Probable effect on hepatic mitochondria (decrease respiration)​.

41
Q

What are some advantages of biguanides?

A

Not hypoglycaemic, had some anorexic effects.

Decrease lipid levels, provide cardioprotection.

Can be used in combination with another antidiabetic drugs.​

42
Q

What is given if metformin and sulfonureas don’t work to treat type 2 diabetes?

A

Drugs that act on GLP (glucagon-like peptides)​.

Dipeptidase inhibitors:

These prolong the life of gut hormone GLP by inhibiting its enzymatic degradation, stimulate insulin secretion (in fact glucose-induced insulin secretion), slow down nutrient absorption, reduce satiety, may also stimulate regeneration of bcells (maybe very good long-term effect). ​

Advantages:

Induce weight loss and have few side effects. ​
Generally given in polypharmacy.​
Possible but questionable tumour promoting effect.

​Exenatide, liraglutide​:

Mimics the action of GLP, more stable GLP analogue,​

Administered subcutanously before a meal, same therapeutic action as DPI, but possibly more side effects (GI disturbances, nausea, vomiting).

In combination therapy in type 2 only, when other oral treatment did not work.

An advantage is induced weight loss.​

43
Q

What is the role of alphaglucosidase inhibitors?

A

Delay digestion of carbohydrate by inhibiting carbohydrates digestive enzymes such as amylase.

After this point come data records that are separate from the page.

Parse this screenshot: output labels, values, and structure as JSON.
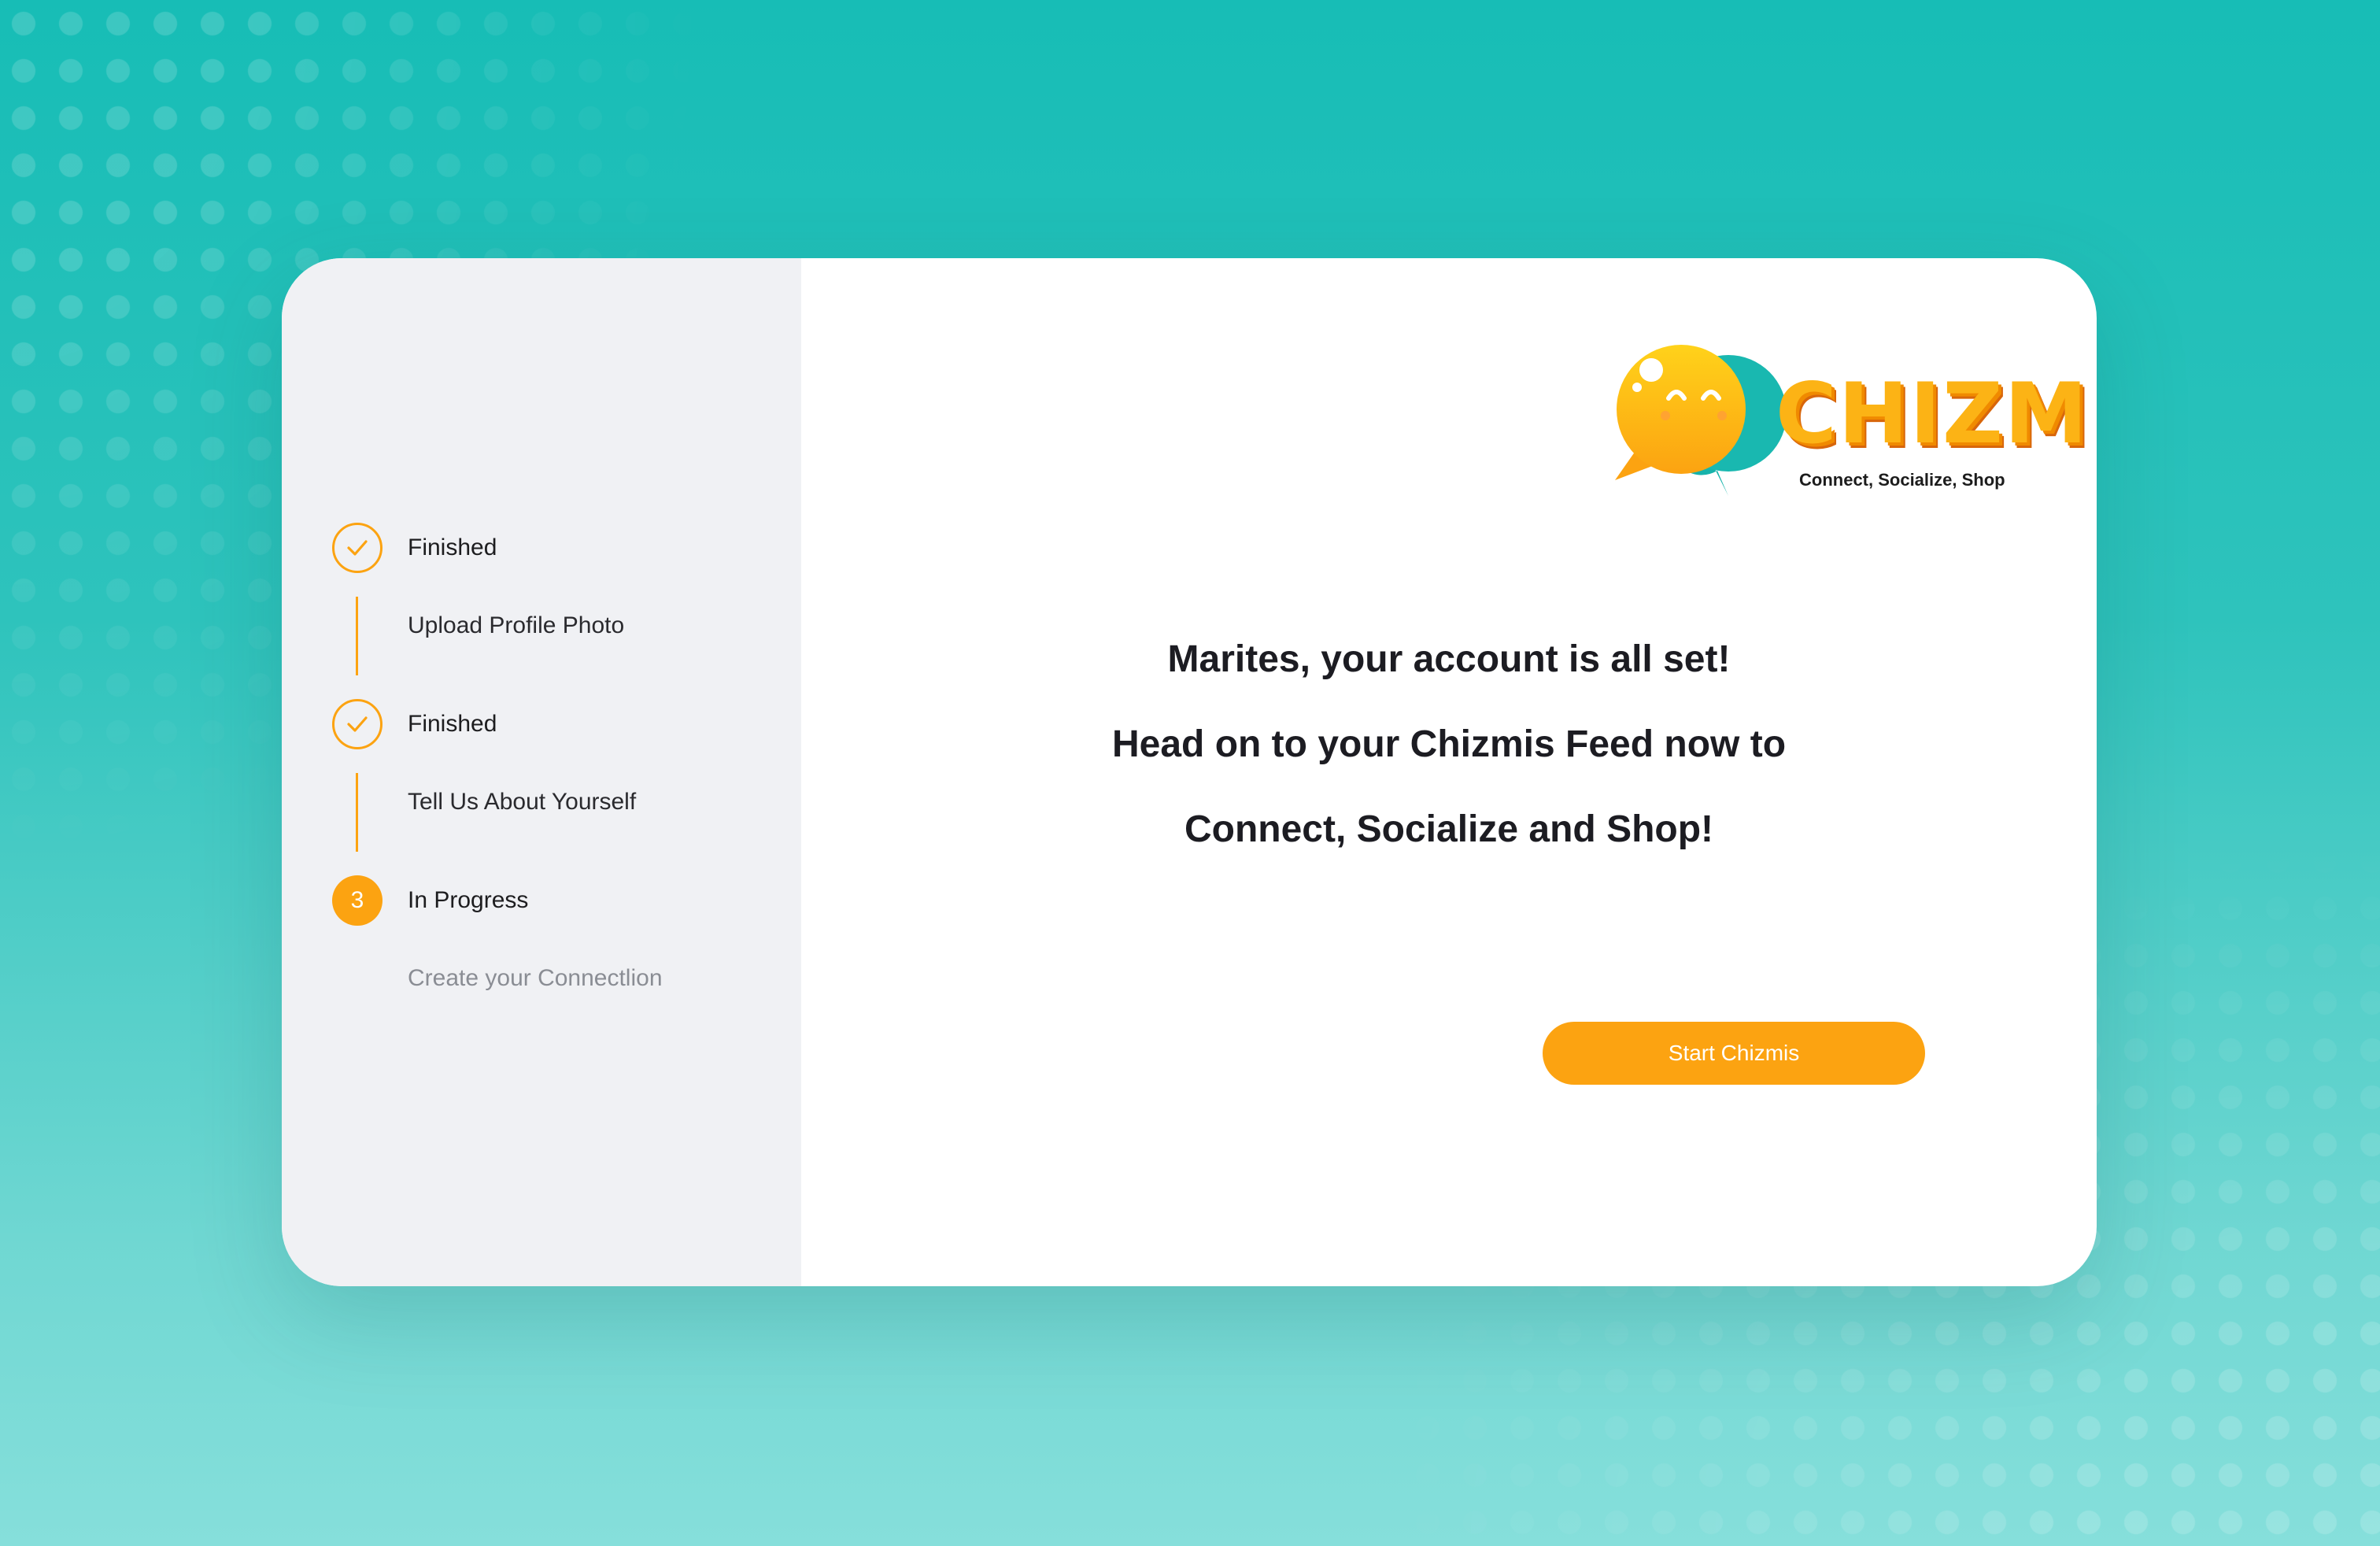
{
  "colors": {
    "accent": "#fca311",
    "background_teal": "#1bbdb6",
    "sidebar_bg": "#f0f1f4",
    "text_dark": "#1c1c22",
    "text_muted": "#8a8d94"
  },
  "logo": {
    "wordmark": "CHIZMIS",
    "tagline": "Connect, Socialize, Shop",
    "icon": "chat-bubbles-smiley-icon"
  },
  "steps": [
    {
      "status": "Finished",
      "title": "Upload Profile Photo",
      "icon": "check-icon"
    },
    {
      "status": "Finished",
      "title": "Tell Us About Yourself",
      "icon": "check-icon"
    },
    {
      "status": "In Progress",
      "title": "Create your Connectlion",
      "number": "3"
    }
  ],
  "message": {
    "line1": "Marites, your account is all set!",
    "line2": "Head on to your Chizmis Feed now to",
    "line3": "Connect, Socialize and Shop!"
  },
  "cta": {
    "label": "Start Chizmis"
  }
}
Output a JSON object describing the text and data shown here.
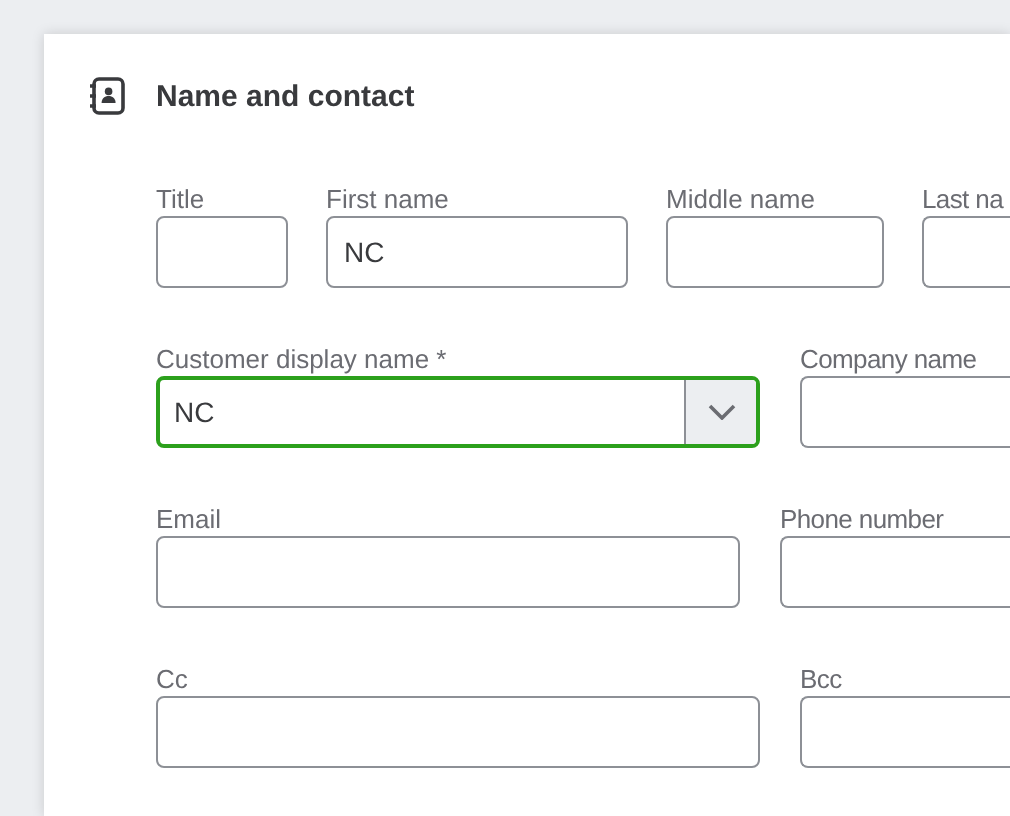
{
  "section": {
    "title": "Name and contact"
  },
  "rows": [
    {
      "fields": [
        {
          "label": "Title",
          "kind": "text",
          "focused": false,
          "cut": false
        },
        {
          "label": "First name",
          "value": "NC",
          "kind": "text",
          "focused": false,
          "cut": false
        },
        {
          "label": "Middle name",
          "kind": "text",
          "focused": false,
          "cut": false
        },
        {
          "label": "Last na",
          "kind": "text",
          "focused": false,
          "cut": true
        }
      ]
    },
    {
      "fields": [
        {
          "label": "Customer display name *",
          "value": "NC",
          "kind": "select",
          "focused": true,
          "cut": false
        },
        {
          "label": "Company name",
          "kind": "text",
          "focused": false,
          "cut": true
        }
      ]
    },
    {
      "fields": [
        {
          "label": "Email",
          "kind": "text",
          "focused": false,
          "cut": false
        },
        {
          "label": "Phone number",
          "kind": "text",
          "focused": false,
          "cut": true
        }
      ]
    },
    {
      "fields": [
        {
          "label": "Cc",
          "kind": "text",
          "focused": false,
          "cut": false
        },
        {
          "label": "Bcc",
          "kind": "text",
          "focused": false,
          "cut": true
        }
      ]
    }
  ]
}
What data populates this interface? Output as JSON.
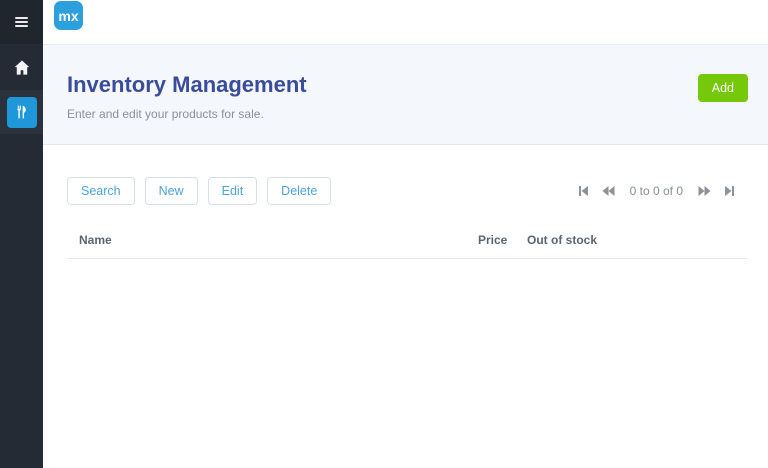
{
  "app": {
    "logo_text": "mx"
  },
  "sidebar": {
    "menu_icon": "hamburger-icon",
    "items": [
      {
        "icon": "home-icon",
        "active": false
      },
      {
        "icon": "cutlery-icon",
        "active": true
      }
    ]
  },
  "header": {
    "title": "Inventory Management",
    "subtitle": "Enter and edit your products for sale.",
    "add_button_label": "Add"
  },
  "toolbar": {
    "buttons": [
      {
        "label": "Search"
      },
      {
        "label": "New"
      },
      {
        "label": "Edit"
      },
      {
        "label": "Delete"
      }
    ]
  },
  "pagination": {
    "status": "0 to 0 of 0",
    "icons": [
      "first-page-icon",
      "previous-page-icon",
      "next-page-icon",
      "last-page-icon"
    ]
  },
  "table": {
    "columns": [
      {
        "label": "Name"
      },
      {
        "label": "Price"
      },
      {
        "label": "Out of stock"
      }
    ],
    "rows": []
  },
  "colors": {
    "top_line_blue": "#2da2e0",
    "logo_blue": "#2ba0dc",
    "active_tile_blue": "#1e98d8",
    "sidebar_dark": "#252b35",
    "header_panel_bg": "#f4f7fb",
    "title_blue": "#3a4d9b",
    "add_green": "#76c90a",
    "toolbar_text_blue": "#4ba4db",
    "pagination_gray": "#878e96"
  }
}
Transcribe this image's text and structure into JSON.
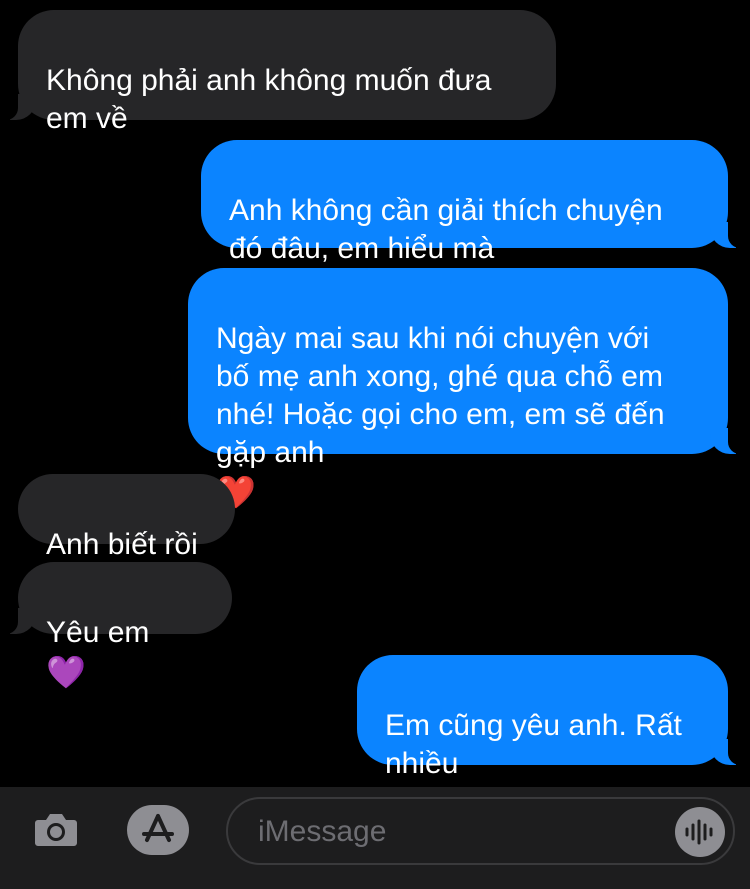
{
  "messages": [
    {
      "id": "m1",
      "direction": "received",
      "text": "Không phải anh không muốn đưa\nem về"
    },
    {
      "id": "m2",
      "direction": "sent",
      "text": "Anh không cần giải thích chuyện\nđó đâu, em hiểu mà"
    },
    {
      "id": "m3",
      "direction": "sent",
      "text": "Ngày mai sau khi nói chuyện với\nbố mẹ anh xong, ghé qua chỗ em\nnhé! Hoặc gọi cho em, em sẽ đến\ngặp anh",
      "emoji": "❤️"
    },
    {
      "id": "m4",
      "direction": "received",
      "text": "Anh biết rồi"
    },
    {
      "id": "m5",
      "direction": "received",
      "text": "Yêu em",
      "emoji": "💜"
    },
    {
      "id": "m6",
      "direction": "sent",
      "text": "Em cũng yêu anh. Rất\nnhiều",
      "emoji": "❣️ ❣️"
    }
  ],
  "input_bar": {
    "placeholder": "iMessage",
    "camera_icon": "camera-icon",
    "apps_icon": "app-store-icon",
    "audio_icon": "audio-waveform-icon"
  },
  "colors": {
    "background": "#000000",
    "received_bubble": "#262628",
    "sent_bubble": "#0b84ff",
    "text": "#ffffff",
    "placeholder": "#6d6d72"
  }
}
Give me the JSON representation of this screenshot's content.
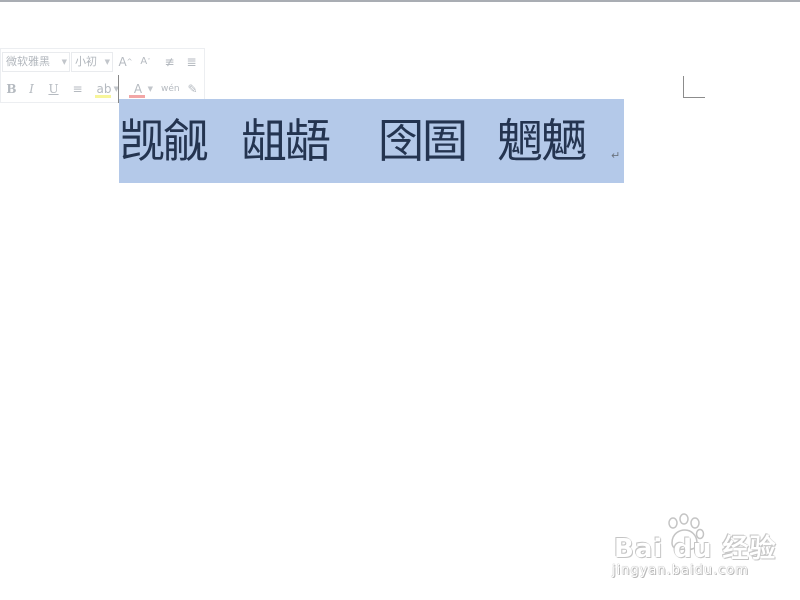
{
  "mini_toolbar": {
    "font_name": "微软雅黑",
    "font_size": "小初",
    "grow_font": "A",
    "shrink_font": "A",
    "indent_decrease": "≢",
    "indent_increase": "≣",
    "bold": "B",
    "italic": "I",
    "underline": "U",
    "center": "≡",
    "highlight": "ab",
    "font_color": "A",
    "phonetic": "wén",
    "format_painter": "✎",
    "highlight_color": "#f7f59a",
    "font_color_value": "#f2a6a6"
  },
  "document": {
    "groups": [
      "觊觎",
      "龃龉",
      "囹圄",
      "魍魉"
    ],
    "paragraph_mark": "↵",
    "selection_color": "#b4c9e9",
    "text_color": "#243450"
  },
  "watermark": {
    "brand": "Bai du 经验",
    "url": "jingyan.baidu.com"
  }
}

In theory, should reduce post-prandial peak of glucose, could even be used as adjunct therapy in type 1.

However they give unpleasant GI effects.​

44
Q

What is the role of sodium-glucose cotransporter 2 (SGLT2)?

A

eg: Dapagliflozin.

Reversibly inhibits sodium-glucose cotransporter in the renal proximal convulated tubule to reduce glucose re-absorbtion and increase glucose excretion in urine.

Recently licensed for type 2 diabetes as mono therapy or in combination with insulin or other antidiabetics except pioglitazone.

To be used only in patients with acceptable renal function.